Upgrading a Single Container (non-HA) - External Database

If you launched Rancher server using an external database, you can stop the original Rancher server container and launch a new version of Rancher server using the same external DB instructions. Before upgrading your Rancher server, we recommend backing up your external database. After the new server is up and running, you can remove the old Rancher server container.

Upgrading a Single Container (non-HA) - Bind Mounted MySQL Volume

  1. Stop the running Rancher Server container.

    $ docker stop <container_name_of_original_server>
    
  2. Copy the database files out of the server container. Note: If you already have the database stored on the host, you can skip this step. Also, if the DB has been copied out of the container, it will be inside //mysql/ because of the way Docker copies it out. Be sure to account for this when bind mounting into the container. If you started with bind mounts, you will not need the mysql/.

    $ docker cp <container_name_of_original_server>:/var/lib/mysql <path on host>
    
  3. Now set the UID/GID for the folder so that the mysql user within the container has the correct ownership of the mysql mount.

    $ sudo chown -R 102:105 <path on host>
    
  4. Start new server container.

    $ docker run -d -v <path_on_host>:/var/lib/mysql -p 8080:8080 \
      --restart=unless-stopped rancher/server:latest
    


    Note: It is important that you have trailing ‘/’ at the end of the host path if you have copied a database out of a previous container. Otherwise, the directory ends up in the wrong place.

  5. Remove the old Rancher server container. Note: If you only stop the container, the container will be restarted if your machine is rebooted if you had used --restart=always. We recommend using --restart=unless-stopped and removing the container after your upgrade has been successful.

Upgrading HA setup

If you have launched Rancher server in High Availability (HA), the new Rancher HA set up will continue using the external database that was used to install the original HA setup.

Note: When upgrading an HA setup, the Rancher server setup will be down during the upgrade.

  1. Before upgrading your Rancher server, we recommend backing up your external database.

  2. On each node in the HA setup, stop and remove the running Rancher containers and then start a new Rancher server container using the same command that you had used when installing Rancher server, but with a new Rancher server image tag.

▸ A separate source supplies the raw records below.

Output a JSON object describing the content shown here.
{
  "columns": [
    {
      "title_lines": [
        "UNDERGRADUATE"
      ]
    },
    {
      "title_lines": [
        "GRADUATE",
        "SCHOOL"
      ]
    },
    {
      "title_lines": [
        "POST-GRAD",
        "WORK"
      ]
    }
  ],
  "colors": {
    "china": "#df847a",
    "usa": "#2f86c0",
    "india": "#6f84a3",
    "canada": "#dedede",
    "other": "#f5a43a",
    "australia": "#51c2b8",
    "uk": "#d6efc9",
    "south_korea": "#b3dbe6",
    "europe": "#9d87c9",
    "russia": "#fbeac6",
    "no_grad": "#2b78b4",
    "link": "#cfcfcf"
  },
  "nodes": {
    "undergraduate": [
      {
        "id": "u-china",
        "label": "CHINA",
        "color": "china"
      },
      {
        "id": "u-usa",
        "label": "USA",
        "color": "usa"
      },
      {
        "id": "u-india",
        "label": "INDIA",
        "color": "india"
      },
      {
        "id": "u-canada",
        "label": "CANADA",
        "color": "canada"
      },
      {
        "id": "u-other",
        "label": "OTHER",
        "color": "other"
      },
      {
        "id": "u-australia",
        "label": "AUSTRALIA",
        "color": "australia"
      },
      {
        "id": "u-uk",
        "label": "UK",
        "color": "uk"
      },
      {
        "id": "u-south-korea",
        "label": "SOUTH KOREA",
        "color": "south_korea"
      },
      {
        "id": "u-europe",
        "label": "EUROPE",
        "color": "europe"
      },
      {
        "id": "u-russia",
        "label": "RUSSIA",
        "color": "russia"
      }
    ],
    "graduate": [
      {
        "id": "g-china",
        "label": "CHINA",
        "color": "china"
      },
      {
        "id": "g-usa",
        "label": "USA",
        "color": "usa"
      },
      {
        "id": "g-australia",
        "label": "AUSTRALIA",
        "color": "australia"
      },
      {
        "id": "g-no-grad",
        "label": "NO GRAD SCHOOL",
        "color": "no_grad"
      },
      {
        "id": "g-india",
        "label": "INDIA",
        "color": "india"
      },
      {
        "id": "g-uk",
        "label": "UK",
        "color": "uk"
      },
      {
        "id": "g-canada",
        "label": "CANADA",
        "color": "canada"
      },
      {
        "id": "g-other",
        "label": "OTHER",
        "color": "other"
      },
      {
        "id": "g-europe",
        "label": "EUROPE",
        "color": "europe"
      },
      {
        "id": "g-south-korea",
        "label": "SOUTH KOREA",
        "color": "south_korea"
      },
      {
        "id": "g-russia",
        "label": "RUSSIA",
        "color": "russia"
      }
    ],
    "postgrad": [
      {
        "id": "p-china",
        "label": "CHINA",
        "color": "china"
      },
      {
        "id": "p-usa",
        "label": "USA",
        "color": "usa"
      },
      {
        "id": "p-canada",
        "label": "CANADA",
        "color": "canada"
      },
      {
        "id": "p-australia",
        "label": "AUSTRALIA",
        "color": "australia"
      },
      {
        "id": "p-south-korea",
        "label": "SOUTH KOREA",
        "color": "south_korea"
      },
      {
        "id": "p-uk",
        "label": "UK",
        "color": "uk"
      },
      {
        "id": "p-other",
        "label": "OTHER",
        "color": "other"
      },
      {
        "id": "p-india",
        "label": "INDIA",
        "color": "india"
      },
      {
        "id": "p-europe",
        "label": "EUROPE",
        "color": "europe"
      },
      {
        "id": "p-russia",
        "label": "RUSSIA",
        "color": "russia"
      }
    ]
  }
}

    # On all nodes, stop all Rancher server containers
    $ docker stop <container_name_of_original_server>
    # Execute the scrip with the latest rancher/server version
    $ docker run -d --restart=unless-stopped -p 8080:8080 -p 9345:9345 rancher/server --db-host myhost.example.com --db-port 3306 --db-user username --db-pass password --db-name cattle --advertise-address <IP_of_the_Node>
    


    Note: If you are upgrading from an HA setup that was running the older version of HA, you would need to remove all running Rancher HA containers. $ sudo docker rm -f $(sudo docker ps -a | grep rancher | awk {'print $1'})

Rancher Server with No Internet Access

Users without internet will need to download the latest infrastructure service images in order for the upgrade to succeed. Without the images in the latest default templates, the infrastructure services will not be able to upgrade.